Zondag 11 oktober 2015

Na een bezoek aan een laatste huis in Kashan hebben Mai-Britt en ik zich ingeschreven voor een tocht in de woestijn. Hoewel onze chauffeur amper Engels spreekt merken we wel wel dat hij een echte woestijnzoon is. Hij kent het gebied op zijn duimpje en stopt wanneer we maar willen. Dat zorgt er voor dat we traag gaan. Maar wie deert het ? We genieten er van. We bezoeken eerst de 1500 jaar oude onderaardse stad van Noosh-abad in het noorden van Kashan, dan een heilig schrijn. Daarna gaan we de woestijn in de stijl van Parijs-Dakar. Voor mij te snel maar mijn reisgenote vindt dit prachtig en de chauffeur heeft dat begrepen. Het is wel een lange rit. Over de heuvels, zodat we een mooie zicht hebben op de woestijn, en de zoutvlakte van de `Namak lake` in de woestijn Dasht-e-Kevir. Ondertussen moeten we af en toe stoppen voor dromedarissen. Ze zijn donkerbruin als ze jong zijn. En ze eten zout maar dat zijn blijkbaar niet de enigen volgens Mai-Britt die veel van dieren kent. Dan een lange rit op het zout tot op een hogerop gelegen punt. Af en toe stoppen we. En dan traag terug naar de zandduinen. Zij vormen het begin van een 25 kilometer diepe duinenreeks. Daar genieten we lang van de sterrenpracht. Mai-Britt was onder andere speciaal naar hier gekomen om foto`s te maken van de sterrenhemel in de woestijn. Ik geniet gewoon en maak enkele foto`s met mijn toestelletje. Bovendien waren de duinen hoog. Het was dus wel even stappen om boven te geraken. Pas wanneer het helemaal donker is dalen we af. Er is geen maan om ons bij te lichten. Die moet nog opkomen. In de woestijn koelt het snel af wanneer het donker is. Ik ben blij als ik weer in de wagen zit. Later drinken we thee in de caravanserrail die in het midden van deze woestijn ligt. Een mooi gebouw uit de 18 eew. Maar waarvoor dit gebouw diende, dat vraag ik mij af ?

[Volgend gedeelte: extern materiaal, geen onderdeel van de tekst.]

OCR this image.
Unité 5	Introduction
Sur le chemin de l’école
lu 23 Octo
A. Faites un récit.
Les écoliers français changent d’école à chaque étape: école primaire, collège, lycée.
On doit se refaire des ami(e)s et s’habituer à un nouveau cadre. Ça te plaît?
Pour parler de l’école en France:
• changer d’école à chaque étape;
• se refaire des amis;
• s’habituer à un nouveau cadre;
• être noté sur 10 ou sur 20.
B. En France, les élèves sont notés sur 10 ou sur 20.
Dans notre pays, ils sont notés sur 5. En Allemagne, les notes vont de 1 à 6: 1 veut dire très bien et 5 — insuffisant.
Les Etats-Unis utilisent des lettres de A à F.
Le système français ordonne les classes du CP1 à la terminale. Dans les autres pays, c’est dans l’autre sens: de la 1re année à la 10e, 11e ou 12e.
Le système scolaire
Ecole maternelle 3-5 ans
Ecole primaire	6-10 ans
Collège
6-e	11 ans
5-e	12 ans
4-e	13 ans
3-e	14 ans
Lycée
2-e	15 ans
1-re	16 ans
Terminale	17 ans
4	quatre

Waarom het zo moeilijk maken ? Okay, als je er in zit ben je blij dat dit gebouw er is.  

De chauffeur toont ons de slang en de drie schorpioenen die de verantwoordelijken van de caravanserail net gevonden hebben rond het gebouw (en met de hand gevangen). Ik probeer te weten te komen wat ze er mee gaan doen nu ze in een `confituurpot` zitten. Ik blijf dit vragen en hij belooft mij later op de avond dat hij ze zal vrij laten. De chauffeur zal wel weten waar want vooral de slang is er een van een gevaarlijke soort. En toch zo fijn. De schorpioenen zijn hier groter dan ik dacht. 

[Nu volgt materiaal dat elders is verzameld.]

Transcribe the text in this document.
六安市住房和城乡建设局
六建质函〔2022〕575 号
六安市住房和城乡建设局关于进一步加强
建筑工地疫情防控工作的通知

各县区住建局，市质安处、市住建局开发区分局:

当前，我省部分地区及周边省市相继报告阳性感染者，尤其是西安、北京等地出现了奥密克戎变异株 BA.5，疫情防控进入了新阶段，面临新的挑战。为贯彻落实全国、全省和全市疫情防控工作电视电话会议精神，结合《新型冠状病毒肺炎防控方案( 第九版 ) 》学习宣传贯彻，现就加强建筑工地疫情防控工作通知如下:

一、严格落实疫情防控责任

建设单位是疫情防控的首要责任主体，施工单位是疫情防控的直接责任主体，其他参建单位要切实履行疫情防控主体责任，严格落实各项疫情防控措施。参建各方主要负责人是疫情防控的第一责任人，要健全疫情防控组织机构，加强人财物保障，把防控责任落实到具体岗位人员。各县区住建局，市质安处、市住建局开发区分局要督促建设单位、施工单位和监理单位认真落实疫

Laat gaan we terug naar Kashan waar we nog iets eten. 

Maandag 12 oktober 2015

Een opzettelijk luie dag want ik wil mee met 2 Duitse toeristen op een volgende tocht in het westen van Kashan. Wanneer zij niet opduiken blijken zij reisziek te zijn. Plannen veranderen ! Na het helpen van een jongen uit Shangai (er zijn nu meer Chinezen want daar is het nu verlof - heb ik geleerd) neem ik de gewone bus naar Isphahan. Ik krijg een lift naar het busstation van 2 broers die samen met hun vader een ijzerwarenhandel open houden. Blijkbaar verkopen zij vooral boormachines en lastoestellen (van Chinese makelij). Ze vinden dat het busstaion te ver is en het is te moeilijk om uit te leggen. Ja okay, het blijkt ook ver te zijn.

Dinsdag 13 oktober 2015

Eerst naar de post. Ik heb beslist mijn tent, een zoutsteen en de uitgelezen roman 'die Blechtrommel' naar België te sturen. 1.270.000 Iraanse Rial kost dit. Iets meer dan 30 euro en het zal 7 weken duren, want ik kies voor de boot. Maar nu kan ik aanzienlijk comfortabeler reizen want ik voel het gewicht te veel in de polsen. Het wordt ook kouder en ik ga naar het noordoosten, de hoogte in. Van kamperen zal minder in huis komen. Mijn manier van reizen eigent zicht er ook niet zo voor. Met de bus wordt je in de stad afgezet. Campings heb ik nog niet gezien. Wel overdekte plaatsjes waar je binnententen kan opzetten om in de namiddag thee te drinken.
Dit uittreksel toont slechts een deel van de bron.